Wild, alpine and Virginian strawberries were eaten fresh but dressed with sugar and red wine – claret and burgundy were thought to be best (77) – a way of eating which was popular well into the nineteenth century (if not especially effective). Eighteenth-century Frenchmen liked them dressed with orange juice, a practice still sometimes followed and certainly useful for some of the thinly flavoured modern varieties. Even some of the early hybrids were not perhaps too strong-tasting, for Cobbett, having recently discovered the alpine strawberry on the advice of Sir Charles Wolseley, wrote, ‘but a bed of these strawberries surpases all others in fragrance, and, I think, in flavour’ (19). A mixture of alpine sorts and F. ananassas ones tastes good too, but ignore statements that the birds do not eat alpines. They do, and you will lose a good proportion of your crop unless you grow them under the same netting as their lusher relatives.

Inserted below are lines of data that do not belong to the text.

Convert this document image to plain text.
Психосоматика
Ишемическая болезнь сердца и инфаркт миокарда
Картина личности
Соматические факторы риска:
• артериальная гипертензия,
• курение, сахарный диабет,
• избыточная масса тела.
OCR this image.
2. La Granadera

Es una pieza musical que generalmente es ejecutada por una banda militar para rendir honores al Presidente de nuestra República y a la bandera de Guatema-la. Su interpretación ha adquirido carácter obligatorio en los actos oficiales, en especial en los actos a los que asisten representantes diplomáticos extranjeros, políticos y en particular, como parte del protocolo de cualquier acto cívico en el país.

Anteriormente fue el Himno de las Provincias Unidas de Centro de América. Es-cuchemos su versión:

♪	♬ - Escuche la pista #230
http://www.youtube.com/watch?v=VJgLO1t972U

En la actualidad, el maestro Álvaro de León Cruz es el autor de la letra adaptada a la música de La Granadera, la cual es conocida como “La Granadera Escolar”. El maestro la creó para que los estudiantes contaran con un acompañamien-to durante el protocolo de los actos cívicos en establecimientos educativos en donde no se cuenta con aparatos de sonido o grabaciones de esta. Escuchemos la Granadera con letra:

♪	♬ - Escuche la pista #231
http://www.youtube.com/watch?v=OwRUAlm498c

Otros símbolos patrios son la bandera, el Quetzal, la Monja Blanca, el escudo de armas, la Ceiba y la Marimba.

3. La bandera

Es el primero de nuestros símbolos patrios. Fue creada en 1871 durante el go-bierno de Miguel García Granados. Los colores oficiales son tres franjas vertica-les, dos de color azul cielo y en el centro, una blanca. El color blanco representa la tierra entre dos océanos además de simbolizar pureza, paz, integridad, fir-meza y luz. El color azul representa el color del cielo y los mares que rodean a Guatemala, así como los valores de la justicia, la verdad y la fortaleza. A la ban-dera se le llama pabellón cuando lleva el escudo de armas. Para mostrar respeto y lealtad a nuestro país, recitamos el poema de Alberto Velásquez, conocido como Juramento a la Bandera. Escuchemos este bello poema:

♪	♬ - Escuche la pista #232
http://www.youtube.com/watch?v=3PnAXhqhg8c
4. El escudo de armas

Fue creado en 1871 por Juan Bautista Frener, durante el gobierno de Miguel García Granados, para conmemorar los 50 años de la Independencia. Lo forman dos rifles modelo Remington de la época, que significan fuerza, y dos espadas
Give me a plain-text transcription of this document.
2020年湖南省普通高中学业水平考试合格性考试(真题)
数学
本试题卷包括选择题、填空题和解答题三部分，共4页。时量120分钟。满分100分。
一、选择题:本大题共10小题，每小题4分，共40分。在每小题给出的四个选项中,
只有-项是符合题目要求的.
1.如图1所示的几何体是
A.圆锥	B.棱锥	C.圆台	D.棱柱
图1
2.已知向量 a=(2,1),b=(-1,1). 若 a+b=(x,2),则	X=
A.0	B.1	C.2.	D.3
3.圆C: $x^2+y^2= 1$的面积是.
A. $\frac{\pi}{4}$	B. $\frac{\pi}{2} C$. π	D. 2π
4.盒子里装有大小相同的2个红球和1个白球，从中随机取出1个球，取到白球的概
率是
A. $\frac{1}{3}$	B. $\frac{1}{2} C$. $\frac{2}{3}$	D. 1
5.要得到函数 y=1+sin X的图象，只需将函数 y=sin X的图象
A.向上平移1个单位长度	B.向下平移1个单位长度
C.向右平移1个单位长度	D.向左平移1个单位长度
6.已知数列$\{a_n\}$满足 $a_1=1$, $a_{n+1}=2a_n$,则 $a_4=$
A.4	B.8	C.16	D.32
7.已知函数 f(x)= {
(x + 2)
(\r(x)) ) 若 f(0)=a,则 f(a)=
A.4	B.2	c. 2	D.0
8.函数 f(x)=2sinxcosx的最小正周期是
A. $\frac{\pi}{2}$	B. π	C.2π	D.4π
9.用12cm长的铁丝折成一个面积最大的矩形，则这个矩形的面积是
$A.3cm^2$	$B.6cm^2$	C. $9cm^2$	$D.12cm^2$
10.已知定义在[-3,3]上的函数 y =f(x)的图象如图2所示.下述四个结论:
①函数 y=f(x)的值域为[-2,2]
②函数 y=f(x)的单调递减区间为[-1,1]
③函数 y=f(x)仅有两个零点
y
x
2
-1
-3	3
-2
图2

Medicinally, strawberries have the wide range of uses that one might expect for such an old crop. A decoction of the plant, including the roots, was thought to stop menstrual flows, cure mouth ulcers and stop bad breath (26), was good for ‘Heart Qualms and Faintnesse’ (21) and is reported to have been used as yet another cure for gonorrhoea (97). The fruit, regarded as a general tonic, especially for invalids, was beneficial also because ‘taken even in large quantities they seldom disagree with the stomach. They promote perspiration, impart a violet scent to the urine, and dissolve the tartarous incrustations upon the teeth’ (66). They also helped people with gout or kidney stones if eaten in quantity, and must have offered a very pleasant cure, if of dubious efficacy.